Ils sont diplômés, qualifiés et prêts à servir leur pays. Pourtant, en Guinée, des centaines de personnes en situation de handicap continuent de faire face à un mur presque infranchissable : l’accès à l’emploi. Ce jeudi, le Collectif des Personnes Handicapées Diplômées Sans Emploi en Guinée est monté au créneau à travers une conférence de presse, pour dénoncer ce qu’il qualifie d’exclusion systémique et interpeller les autorités.

Placée sous le thème « Handicapés diplômés, oubliés, nous voulons servir notre nation. Donnez-nous de l’emploi ! », La rencontre a donné lieu à des témoignages empreints à la fois de dignité, de frustration et d’espoir.

« Cette conférence de presse est consacrée à une question cruciale pour notre société : l’insertion professionnelle des personnes handicapées diplômées », a déclaré le collectif en ouverture.

Pourtant, le cadre juridique existe. La Guinée a ratifié plusieurs instruments internationaux et nationaux protégeant les droits des personnes en situation de handicap, notamment la Convention 159 de l’OIT, la Convention relative aux droits des personnes handicapées (CIDPH), la Constitution de 2025, ainsi que la loi de septembre 2025 sur la promotion et la protection des droits des personnes handicapées.

Mais sur le terrain, ces textes peinent à se traduire en actes concrets.

« Dans les hôpitaux, dans la circulation ou dans les files d’attente, la priorité est accordée aux personnes handicapées. Mais lorsqu’il s’agit de l’emploi, elles sont reléguées au second plan. Pourquoi cette différenciation ? », S’interroge le collectif.

L’annonce du recrutement à la fonction publique en 2024 avait pourtant ravivé l’espoir, notamment pour les diplômés ayant déposé leurs dossiers auprès de la FEGUIPAH. Mais contre toute attente, le ministère concerné a exigé que les candidats handicapés concourent dans les mêmes conditions que les autres, mettant de côté le recrutement par dérogation, un mécanisme jusque-là reconnu pour ce groupe vulnérable.

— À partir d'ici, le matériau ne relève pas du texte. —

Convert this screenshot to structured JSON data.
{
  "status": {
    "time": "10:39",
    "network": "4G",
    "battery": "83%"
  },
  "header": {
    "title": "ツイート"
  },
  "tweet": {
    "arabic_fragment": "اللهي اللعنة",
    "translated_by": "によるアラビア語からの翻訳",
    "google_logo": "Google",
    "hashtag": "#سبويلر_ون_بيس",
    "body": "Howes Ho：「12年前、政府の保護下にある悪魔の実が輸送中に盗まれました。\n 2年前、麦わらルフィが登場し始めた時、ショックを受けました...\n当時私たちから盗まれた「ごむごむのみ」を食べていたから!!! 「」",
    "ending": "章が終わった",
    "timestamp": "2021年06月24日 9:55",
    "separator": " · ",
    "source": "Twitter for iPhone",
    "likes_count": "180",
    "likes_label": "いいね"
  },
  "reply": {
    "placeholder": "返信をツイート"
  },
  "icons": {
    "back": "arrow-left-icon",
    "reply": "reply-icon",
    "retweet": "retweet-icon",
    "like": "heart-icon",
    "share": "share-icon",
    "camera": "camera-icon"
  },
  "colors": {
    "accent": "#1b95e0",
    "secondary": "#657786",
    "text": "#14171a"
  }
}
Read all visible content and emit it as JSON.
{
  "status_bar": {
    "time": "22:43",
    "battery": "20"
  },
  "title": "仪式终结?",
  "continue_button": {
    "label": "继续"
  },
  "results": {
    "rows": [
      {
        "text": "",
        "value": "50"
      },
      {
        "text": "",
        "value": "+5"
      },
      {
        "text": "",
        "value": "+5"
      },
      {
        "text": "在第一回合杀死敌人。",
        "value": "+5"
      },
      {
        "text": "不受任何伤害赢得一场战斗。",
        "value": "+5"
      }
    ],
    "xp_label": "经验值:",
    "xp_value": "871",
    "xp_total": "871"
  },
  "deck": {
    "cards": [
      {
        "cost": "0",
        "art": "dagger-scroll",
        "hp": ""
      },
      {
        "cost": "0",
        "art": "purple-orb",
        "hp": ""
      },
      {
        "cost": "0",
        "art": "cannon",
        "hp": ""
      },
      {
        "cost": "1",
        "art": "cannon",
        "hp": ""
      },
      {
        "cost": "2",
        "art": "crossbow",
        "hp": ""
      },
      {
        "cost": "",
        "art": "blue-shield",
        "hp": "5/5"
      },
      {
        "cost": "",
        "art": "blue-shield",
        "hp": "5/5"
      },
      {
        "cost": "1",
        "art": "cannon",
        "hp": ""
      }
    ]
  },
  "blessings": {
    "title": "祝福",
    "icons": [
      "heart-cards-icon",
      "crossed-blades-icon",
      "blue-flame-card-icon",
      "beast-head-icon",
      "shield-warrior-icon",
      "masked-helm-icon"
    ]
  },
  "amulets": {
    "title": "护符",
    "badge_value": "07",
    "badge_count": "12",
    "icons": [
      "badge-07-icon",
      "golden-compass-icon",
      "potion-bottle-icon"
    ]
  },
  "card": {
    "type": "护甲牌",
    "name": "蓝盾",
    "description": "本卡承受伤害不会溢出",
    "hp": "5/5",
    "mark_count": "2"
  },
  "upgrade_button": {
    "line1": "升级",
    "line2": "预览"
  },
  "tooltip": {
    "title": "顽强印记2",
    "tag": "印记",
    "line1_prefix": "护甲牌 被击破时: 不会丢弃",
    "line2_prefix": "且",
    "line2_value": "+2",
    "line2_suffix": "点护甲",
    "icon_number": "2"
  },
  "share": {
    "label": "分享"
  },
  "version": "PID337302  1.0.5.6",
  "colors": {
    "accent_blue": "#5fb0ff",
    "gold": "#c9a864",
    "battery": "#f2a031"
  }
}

Conséquence : des centaines de diplômés ont été écartés, sans même être évalués.

Le 18 décembre 2024, à l’occasion de la Journée internationale des personnes handicapées, une promesse officielle avait pourtant été faite : leur intégration dans la fonction publique dès le premier trimestre 2025. Depuis, selon le collectif, onze démarches auprès de la FEGUIPAH sont restées sans suite concrète.

« Nous demandons des droits, pas la charité »

Dans un ton grave, le collectif interpelle directement les autorités :

« En dehors de l’emploi, quelle est la différence entre une personne en situation de handicap et un mendiant ? »

Un cri du cœur qui résume leur combat : l’accès à l’emploi par dérogation dans la fonction publique, non comme une faveur, mais comme un droit fondamental.

Le message est clair. La balle est désormais dans le camp de l’État, appelé à joindre l’acte à la parole pour une inclusion réelle et effective des personnes handicapées diplômées dans la vie professionnelle nationale.